I don't know what problem Anonymous has with introducing elephant genes into corn. I personally would love to eat corn that has elephant ears to shade the rows in between the corn so I can walk down them and not get a sunburn. That would be so cool. Also cool would be if when I ate the corn I grew a baby elephant's trunk in my shorts if you know what I mean. All in all, the outlook for elephant hybrid corn, let alone Jurassic Park in your fricking backyard, rocks it with its elephant trunk sized cock out!
In the brave new world you with all your cybernetic enhancements and moreau-meals are not going to be living the sustainable lifestyle.
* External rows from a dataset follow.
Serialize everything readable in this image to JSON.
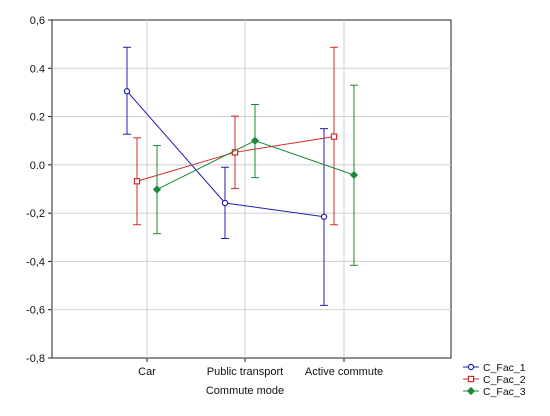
{
  "chart_data": {
    "type": "line",
    "title": "",
    "xlabel": "Commute mode",
    "ylabel": "",
    "categories": [
      "Car",
      "Public transport",
      "Active commute"
    ],
    "ylim": [
      -0.8,
      0.6
    ],
    "yticks": [
      -0.8,
      -0.6,
      -0.4,
      -0.2,
      0.0,
      0.2,
      0.4,
      0.6
    ],
    "ytick_labels": [
      "-0,8",
      "-0,6",
      "-0,4",
      "-0,2",
      "0.0",
      "0.2",
      "0.4",
      "0,6"
    ],
    "grid": true,
    "legend_position": "bottom-right",
    "series": [
      {
        "name": "C_Fac_1",
        "color": "#1f1fb4",
        "marker": "circle",
        "values": [
          0.305,
          -0.158,
          -0.215
        ],
        "err_low": [
          0.127,
          -0.305,
          -0.582
        ],
        "err_high": [
          0.487,
          -0.01,
          0.15
        ]
      },
      {
        "name": "C_Fac_2",
        "color": "#d62a2a",
        "marker": "square",
        "values": [
          -0.068,
          0.052,
          0.117
        ],
        "err_low": [
          -0.248,
          -0.098,
          -0.248
        ],
        "err_high": [
          0.112,
          0.202,
          0.487
        ]
      },
      {
        "name": "C_Fac_3",
        "color": "#1a8a3a",
        "marker": "diamond",
        "values": [
          -0.102,
          0.1,
          -0.042
        ],
        "err_low": [
          -0.285,
          -0.053,
          -0.416
        ],
        "err_high": [
          0.08,
          0.25,
          0.33
        ]
      }
    ]
  }
}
I hope you die when you run out of oil to lubricate your joints, Tin Man.
Are you serious @Shoq ummm, I mean "Cody K"?
Got your "sustainable lifestyle" hanging, putz.
BTW, when your "Brave New World" comes to fruition, we'll take YOUR food and make you cook it FOR us.
Muhahaha
"Tin Man" I understand is the pet name you gave your favorite sex toy.
hey Camel-K....I know your game, why don't you tell us your Real name?
When I was younger I was Tad Pole, but I outgrew that phase.
I thought @CodyK's favorite sex toy was a goat or was that a donkey. HMMMMM Inquiring Minds want to know.
I may like to play with donkeys but at least I don't play with elephants you pervert! Donkeys have pleasant breath and don't hog all the covers like other herbivores do. In fact, they are surprisingly thoughtful lovers, and always bring flowers at the most charming times.